The religious symbolism of flowers has impacted the arts since time immemorial. In Callcott, the lily, or Lilium candidum, is seen as a symbol of purity because its form was used, according to the Bible, to decorate the capitals of the columns in the Second Temple and along the rim of the great libation bowl. Callcott also mentions the words from Jesus in the New Testament: ‘Consider the lilies of the field … Solomon in all his glory was not arrayed as one of those.’ Likewise, the red rose and its thorns have been used to symbolise the blood of Jesus and his crown of thorns. Similarly, in Islam, the tulip, Tulipa x gesneriana, symbolises Allah (God) and the rose, the Prophet Muhammad. Both the shape of the tulip and the letters in the Arabic word for ‘Allah’ bear a similarity to each other. In Hinduism and Buddhism, the lotus flower (Nelumbo nucifera) is the foremost symbol of beauty, prosperity, fertility, purity and divinity, and features as the national flower of India.

Not all floral messages were positive

However, many of the meanings attributed to flowers in Western culture have varied over time. Many flowers had multiple associations in the plethora of books on the subject. One example is the dahlia, which is represented with several positive traits, such as dignity, elegance and good taste, but also the negative quality of instability.

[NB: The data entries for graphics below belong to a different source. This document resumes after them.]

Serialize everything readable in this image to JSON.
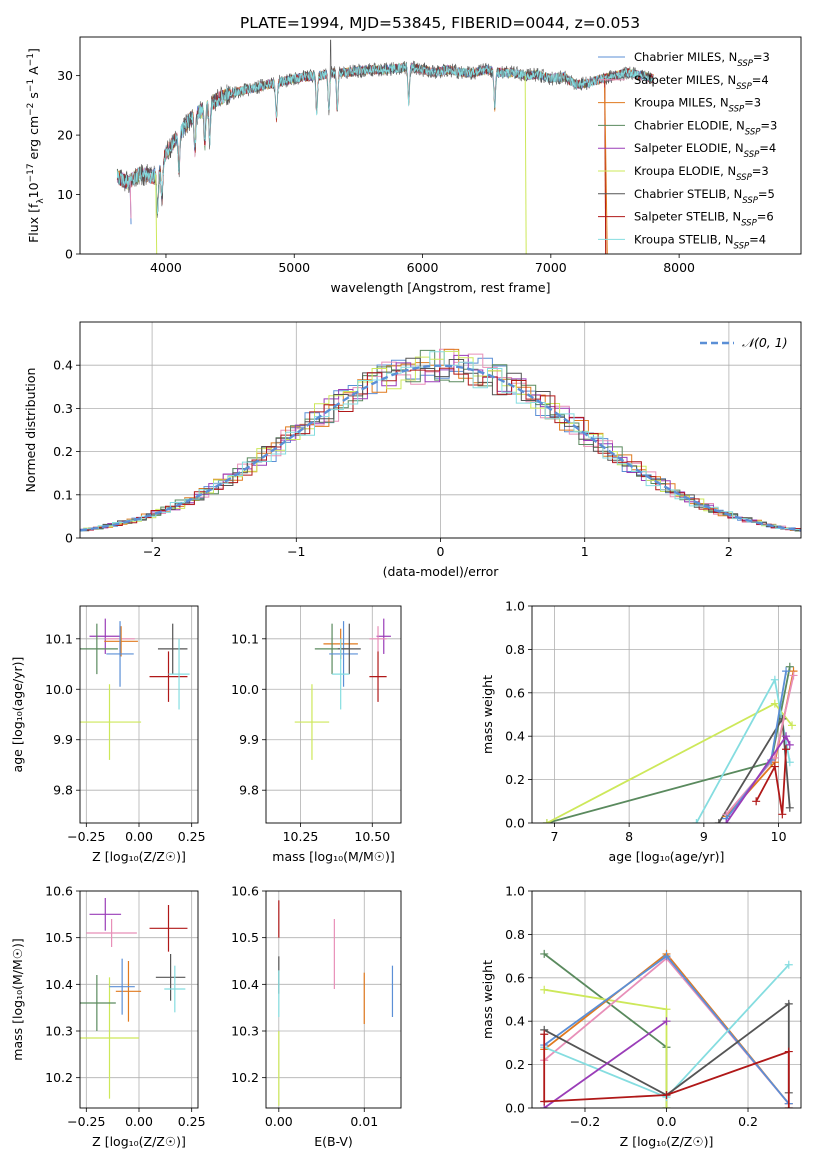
{
  "figure_title": "PLATE=1994, MJD=53845, FIBERID=0044, z=0.053",
  "colors": {
    "chabrier_miles": "#5b8fd6",
    "salpeter_miles": "#e88fb8",
    "kroupa_miles": "#e07a1f",
    "chabrier_elodie": "#5a8a5e",
    "salpeter_elodie": "#9a3db8",
    "kroupa_elodie": "#cde85a",
    "chabrier_stelib": "#555555",
    "salpeter_stelib": "#b01818",
    "kroupa_stelib": "#85dde0",
    "normal_curve": "#5b8fd6",
    "grid": "#b0b0b0"
  },
  "chart_data": [
    {
      "id": "spectrum",
      "type": "line",
      "xlabel": "wavelength [Angstrom, rest frame]",
      "ylabel": "Flux [f_λ 10^-17 erg cm^-2 s^-1 A^-1]",
      "xlim": [
        3330,
        8950
      ],
      "ylim": [
        0,
        36.5
      ],
      "xticks": [
        4000,
        5000,
        6000,
        7000,
        8000
      ],
      "yticks": [
        0,
        10,
        20,
        30
      ],
      "grid": false,
      "legend_position": "upper right",
      "continuum": {
        "x": [
          3620,
          3700,
          3800,
          3900,
          3950,
          4000,
          4100,
          4200,
          4300,
          4400,
          4500,
          4600,
          4700,
          4800,
          4900,
          5000,
          5100,
          5200,
          5300,
          5400,
          5500,
          5600,
          5700,
          5800,
          5900,
          6000,
          6100,
          6200,
          6300,
          6400,
          6500,
          6600,
          6700,
          6800,
          6900,
          7000,
          7100,
          7200,
          7300,
          7400,
          7500,
          7600,
          7700,
          7800
        ],
        "y": [
          13,
          12,
          13.5,
          13,
          14,
          17,
          20,
          23,
          24.5,
          26,
          27,
          27.5,
          28,
          28.5,
          29,
          29.5,
          29.8,
          30,
          30.5,
          30.5,
          30.8,
          31,
          31,
          31.2,
          31.5,
          31,
          30.5,
          31,
          30.5,
          30.5,
          31,
          30.5,
          30.5,
          30,
          30.2,
          29.5,
          29.8,
          28.5,
          28.8,
          29.5,
          30,
          30.5,
          30,
          29.5
        ]
      },
      "absorption_lines": [
        3934,
        3969,
        4102,
        4226,
        4304,
        4341,
        4861,
        5175,
        5270,
        5335,
        5892,
        6563
      ],
      "dropouts": [
        {
          "name": "Chabrier MILES, N_SSP=3",
          "x": 3720,
          "y": 5
        },
        {
          "name": "Salpeter MILES, N_SSP=4",
          "x": 3720,
          "y": 6
        },
        {
          "name": "Kroupa ELODIE, N_SSP=3",
          "x": 3920,
          "y": 0
        },
        {
          "name": "Kroupa ELODIE, N_SSP=3",
          "x": 6800,
          "y": 0
        },
        {
          "name": "Kroupa MILES, N_SSP=3",
          "x": 7420,
          "y": 0
        },
        {
          "name": "Salpeter STELIB, N_SSP=6",
          "x": 7420,
          "y": 0
        }
      ],
      "legend": [
        {
          "label": "Chabrier MILES, N",
          "sub": "SSP",
          "tail": "=3",
          "color": "chabrier_miles"
        },
        {
          "label": "Salpeter MILES, N",
          "sub": "SSP",
          "tail": "=4",
          "color": "salpeter_miles"
        },
        {
          "label": "Kroupa MILES, N",
          "sub": "SSP",
          "tail": "=3",
          "color": "kroupa_miles"
        },
        {
          "label": "Chabrier ELODIE, N",
          "sub": "SSP",
          "tail": "=3",
          "color": "chabrier_elodie"
        },
        {
          "label": "Salpeter ELODIE, N",
          "sub": "SSP",
          "tail": "=4",
          "color": "salpeter_elodie"
        },
        {
          "label": "Kroupa ELODIE, N",
          "sub": "SSP",
          "tail": "=3",
          "color": "kroupa_elodie"
        },
        {
          "label": "Chabrier STELIB, N",
          "sub": "SSP",
          "tail": "=5",
          "color": "chabrier_stelib"
        },
        {
          "label": "Salpeter STELIB, N",
          "sub": "SSP",
          "tail": "=6",
          "color": "salpeter_stelib"
        },
        {
          "label": "Kroupa STELIB, N",
          "sub": "SSP",
          "tail": "=4",
          "color": "kroupa_stelib"
        }
      ]
    },
    {
      "id": "residuals",
      "type": "area",
      "xlabel": "(data-model)/error",
      "ylabel": "Normed distribution",
      "xlim": [
        -2.5,
        2.5
      ],
      "ylim": [
        0,
        0.5
      ],
      "xticks": [
        -2,
        -1,
        0,
        1,
        2
      ],
      "xtick_labels": [
        "−2",
        "−1",
        "0",
        "1",
        "2"
      ],
      "yticks": [
        0,
        0.1,
        0.2,
        0.3,
        0.4
      ],
      "grid": true,
      "bin_width": 0.1,
      "legend": "𝒩(0, 1)",
      "legend_position": "upper right"
    },
    {
      "id": "age_vs_Z",
      "type": "scatter",
      "xlabel": "Z [log₁₀(Z/Z☉)]",
      "ylabel": "age  [log₁₀(age/yr)]",
      "xlim": [
        -0.28,
        0.28
      ],
      "ylim": [
        9.735,
        10.165
      ],
      "xticks": [
        -0.25,
        0,
        0.25
      ],
      "xtick_labels": [
        "−0.25",
        "0.00",
        "0.25"
      ],
      "yticks": [
        9.8,
        9.9,
        10.0,
        10.1
      ],
      "yticks_labels": [
        "9.8",
        "9.9",
        "10.0",
        "10.1"
      ],
      "grid": true,
      "points": [
        {
          "series": "kroupa_elodie",
          "x": -0.14,
          "y": 9.935,
          "xerr": 0.15,
          "yerr": 0.075
        },
        {
          "series": "salpeter_elodie",
          "x": -0.16,
          "y": 10.105,
          "xerr": 0.075,
          "yerr": 0.035
        },
        {
          "series": "salpeter_miles",
          "x": -0.09,
          "y": 10.1,
          "xerr": 0.07,
          "yerr": 0.025
        },
        {
          "series": "kroupa_miles",
          "x": -0.085,
          "y": 10.095,
          "xerr": 0.08,
          "yerr": 0.03
        },
        {
          "series": "chabrier_elodie",
          "x": -0.2,
          "y": 10.08,
          "xerr": 0.1,
          "yerr": 0.05
        },
        {
          "series": "chabrier_miles",
          "x": -0.09,
          "y": 10.07,
          "xerr": 0.065,
          "yerr": 0.065
        },
        {
          "series": "chabrier_stelib",
          "x": 0.16,
          "y": 10.08,
          "xerr": 0.07,
          "yerr": 0.05
        },
        {
          "series": "salpeter_stelib",
          "x": 0.14,
          "y": 10.025,
          "xerr": 0.09,
          "yerr": 0.05
        },
        {
          "series": "kroupa_stelib",
          "x": 0.19,
          "y": 10.03,
          "xerr": 0.05,
          "yerr": 0.07
        }
      ]
    },
    {
      "id": "age_vs_mass",
      "type": "scatter",
      "xlabel": "mass [log₁₀(M/M☉)]",
      "ylabel": "",
      "xlim": [
        10.13,
        10.6
      ],
      "ylim": [
        9.735,
        10.165
      ],
      "xticks": [
        10.25,
        10.5
      ],
      "xtick_labels": [
        "10.25",
        "10.50"
      ],
      "yticks": [
        9.8,
        9.9,
        10.0,
        10.1
      ],
      "yticks_labels": [
        "9.8",
        "9.9",
        "10.0",
        "10.1"
      ],
      "grid": true,
      "points": [
        {
          "series": "kroupa_elodie",
          "x": 10.29,
          "y": 9.935,
          "xerr": 0.06,
          "yerr": 0.075
        },
        {
          "series": "salpeter_elodie",
          "x": 10.54,
          "y": 10.105,
          "xerr": 0.025,
          "yerr": 0.035
        },
        {
          "series": "salpeter_miles",
          "x": 10.52,
          "y": 10.1,
          "xerr": 0.03,
          "yerr": 0.025
        },
        {
          "series": "kroupa_miles",
          "x": 10.39,
          "y": 10.09,
          "xerr": 0.06,
          "yerr": 0.03
        },
        {
          "series": "chabrier_elodie",
          "x": 10.36,
          "y": 10.08,
          "xerr": 0.06,
          "yerr": 0.05
        },
        {
          "series": "chabrier_miles",
          "x": 10.4,
          "y": 10.07,
          "xerr": 0.05,
          "yerr": 0.065
        },
        {
          "series": "chabrier_stelib",
          "x": 10.42,
          "y": 10.08,
          "xerr": 0.04,
          "yerr": 0.05
        },
        {
          "series": "salpeter_stelib",
          "x": 10.52,
          "y": 10.025,
          "xerr": 0.03,
          "yerr": 0.05
        },
        {
          "series": "kroupa_stelib",
          "x": 10.39,
          "y": 10.03,
          "xerr": 0.03,
          "yerr": 0.07
        }
      ]
    },
    {
      "id": "weight_vs_age",
      "type": "line",
      "xlabel": "age  [log₁₀(age/yr)]",
      "ylabel": "mass weight",
      "xlim": [
        6.7,
        10.3
      ],
      "ylim": [
        0,
        1
      ],
      "xticks": [
        7,
        8,
        9,
        10
      ],
      "xtick_labels": [
        "7",
        "8",
        "9",
        "10"
      ],
      "yticks": [
        0,
        0.2,
        0.4,
        0.6,
        0.8,
        1.0
      ],
      "ytick_labels": [
        "0.0",
        "0.2",
        "0.4",
        "0.6",
        "0.8",
        "1.0"
      ],
      "grid": true,
      "series": [
        {
          "name": "chabrier_elodie",
          "x": [
            6.9,
            9.9,
            10.15
          ],
          "y": [
            0.0,
            0.28,
            0.72
          ]
        },
        {
          "name": "kroupa_elodie",
          "x": [
            6.9,
            9.95,
            10.18
          ],
          "y": [
            0.0,
            0.55,
            0.45
          ]
        },
        {
          "name": "kroupa_stelib",
          "x": [
            8.9,
            9.95,
            10.15
          ],
          "y": [
            0.0,
            0.66,
            0.28
          ]
        },
        {
          "name": "chabrier_stelib",
          "x": [
            9.2,
            10.05,
            10.15
          ],
          "y": [
            0.0,
            0.48,
            0.07
          ]
        },
        {
          "name": "kroupa_miles",
          "x": [
            9.3,
            9.95,
            10.2
          ],
          "y": [
            0.03,
            0.28,
            0.7
          ]
        },
        {
          "name": "salpeter_miles",
          "x": [
            9.3,
            9.95,
            10.2
          ],
          "y": [
            0.04,
            0.3,
            0.68
          ]
        },
        {
          "name": "chabrier_miles",
          "x": [
            9.3,
            9.9,
            10.1
          ],
          "y": [
            0.02,
            0.29,
            0.7
          ]
        },
        {
          "name": "salpeter_elodie",
          "x": [
            9.3,
            10.1,
            10.15
          ],
          "y": [
            0.0,
            0.4,
            0.36
          ]
        },
        {
          "name": "salpeter_stelib",
          "x": [
            9.7,
            9.95,
            10.05,
            10.1
          ],
          "y": [
            0.1,
            0.26,
            0.04,
            0.34
          ]
        }
      ]
    },
    {
      "id": "mass_vs_Z",
      "type": "scatter",
      "xlabel": "Z [log₁₀(Z/Z☉)]",
      "ylabel": "mass [log₁₀(M/M☉)]",
      "xlim": [
        -0.28,
        0.28
      ],
      "ylim": [
        10.135,
        10.6
      ],
      "xticks": [
        -0.25,
        0,
        0.25
      ],
      "xtick_labels": [
        "−0.25",
        "0.00",
        "0.25"
      ],
      "yticks": [
        10.2,
        10.3,
        10.4,
        10.5,
        10.6
      ],
      "yticks_labels": [
        "10.2",
        "10.3",
        "10.4",
        "10.5",
        "10.6"
      ],
      "grid": true,
      "points": [
        {
          "series": "kroupa_elodie",
          "x": -0.14,
          "y": 10.285,
          "xerr": 0.14,
          "yerr": 0.13
        },
        {
          "series": "salpeter_elodie",
          "x": -0.16,
          "y": 10.55,
          "xerr": 0.075,
          "yerr": 0.035
        },
        {
          "series": "salpeter_miles",
          "x": -0.13,
          "y": 10.51,
          "xerr": 0.12,
          "yerr": 0.03
        },
        {
          "series": "kroupa_miles",
          "x": -0.05,
          "y": 10.385,
          "xerr": 0.06,
          "yerr": 0.065
        },
        {
          "series": "chabrier_elodie",
          "x": -0.2,
          "y": 10.36,
          "xerr": 0.09,
          "yerr": 0.06
        },
        {
          "series": "chabrier_miles",
          "x": -0.08,
          "y": 10.395,
          "xerr": 0.06,
          "yerr": 0.06
        },
        {
          "series": "chabrier_stelib",
          "x": 0.15,
          "y": 10.415,
          "xerr": 0.07,
          "yerr": 0.05
        },
        {
          "series": "salpeter_stelib",
          "x": 0.14,
          "y": 10.52,
          "xerr": 0.09,
          "yerr": 0.05
        },
        {
          "series": "kroupa_stelib",
          "x": 0.17,
          "y": 10.39,
          "xerr": 0.05,
          "yerr": 0.05
        }
      ]
    },
    {
      "id": "mass_vs_ebv",
      "type": "scatter",
      "xlabel": "E(B-V)",
      "ylabel": "",
      "xlim": [
        -0.0015,
        0.0143
      ],
      "ylim": [
        10.135,
        10.6
      ],
      "xticks": [
        0,
        0.01
      ],
      "xtick_labels": [
        "0.00",
        "0.01"
      ],
      "yticks": [
        10.2,
        10.3,
        10.4,
        10.5,
        10.6
      ],
      "yticks_labels": [
        "10.2",
        "10.3",
        "10.4",
        "10.5",
        "10.6"
      ],
      "grid": true,
      "points": [
        {
          "series": "salpeter_stelib",
          "x": 0.0,
          "y": 10.54,
          "xerr": 0,
          "yerr": 0.04
        },
        {
          "series": "chabrier_stelib",
          "x": 0.0,
          "y": 10.42,
          "xerr": 0,
          "yerr": 0.04
        },
        {
          "series": "kroupa_stelib",
          "x": 0.0,
          "y": 10.38,
          "xerr": 0,
          "yerr": 0.05
        },
        {
          "series": "kroupa_elodie",
          "x": 0.0,
          "y": 10.22,
          "xerr": 0,
          "yerr": 0.08
        },
        {
          "series": "salpeter_miles",
          "x": 0.0065,
          "y": 10.465,
          "xerr": 0,
          "yerr": 0.075
        },
        {
          "series": "kroupa_miles",
          "x": 0.01,
          "y": 10.37,
          "xerr": 0,
          "yerr": 0.055
        },
        {
          "series": "chabrier_miles",
          "x": 0.0133,
          "y": 10.385,
          "xerr": 0,
          "yerr": 0.055
        }
      ]
    },
    {
      "id": "weight_vs_Z",
      "type": "line",
      "xlabel": "Z [log₁₀(Z/Z☉)]",
      "ylabel": "mass weight",
      "xlim": [
        -0.33,
        0.33
      ],
      "ylim": [
        0,
        1
      ],
      "xticks": [
        -0.2,
        0,
        0.2
      ],
      "xtick_labels": [
        "−0.2",
        "0.0",
        "0.2"
      ],
      "yticks": [
        0,
        0.2,
        0.4,
        0.6,
        0.8,
        1.0
      ],
      "ytick_labels": [
        "0.0",
        "0.2",
        "0.4",
        "0.6",
        "0.8",
        "1.0"
      ],
      "grid": true,
      "series": [
        {
          "name": "chabrier_elodie",
          "x": [
            -0.3,
            0.0,
            0.0
          ],
          "y": [
            0.71,
            0.28,
            0.0
          ]
        },
        {
          "name": "kroupa_elodie",
          "x": [
            -0.3,
            0.0,
            0.0
          ],
          "y": [
            0.545,
            0.455,
            0.0
          ]
        },
        {
          "name": "kroupa_miles",
          "x": [
            -0.3,
            0.0,
            0.3
          ],
          "y": [
            0.27,
            0.71,
            0.02
          ]
        },
        {
          "name": "salpeter_miles",
          "x": [
            -0.3,
            0.0,
            0.3
          ],
          "y": [
            0.22,
            0.69,
            0.02
          ]
        },
        {
          "name": "chabrier_miles",
          "x": [
            -0.3,
            0.0,
            0.3
          ],
          "y": [
            0.29,
            0.7,
            0.02
          ]
        },
        {
          "name": "kroupa_stelib",
          "x": [
            -0.3,
            0.0,
            0.3
          ],
          "y": [
            0.28,
            0.05,
            0.66
          ]
        },
        {
          "name": "chabrier_stelib",
          "x": [
            -0.3,
            0.0,
            0.3,
            0.3
          ],
          "y": [
            0.36,
            0.06,
            0.48,
            0.07
          ]
        },
        {
          "name": "salpeter_elodie",
          "x": [
            -0.3,
            0.0
          ],
          "y": [
            0.0,
            0.4
          ]
        },
        {
          "name": "salpeter_stelib",
          "x": [
            -0.3,
            -0.3,
            0.0,
            0.3,
            0.3
          ],
          "y": [
            0.34,
            0.03,
            0.06,
            0.26,
            0.0
          ]
        }
      ]
    }
  ]
}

In addition, the position of a corsage or nosegay could also affect the message being sent. Pinned to a woman’s chest signified mere friendship, while pinned over the heart signified romantic love. Likewise the presentation of flowers by hand was also an answer to an implicit question between participants. If given with the right hand the answer was a ‘yes’, whereas handing it with the left meant ‘no’.

Today the rituals surrounding floral gifts and displays are not nearly so intricate but their Victorian meanings are preserved in books, some of which are held in our library. However the abiding inspiration and meaning that we humans attribute to flowers will remain with us into the foreseeable future.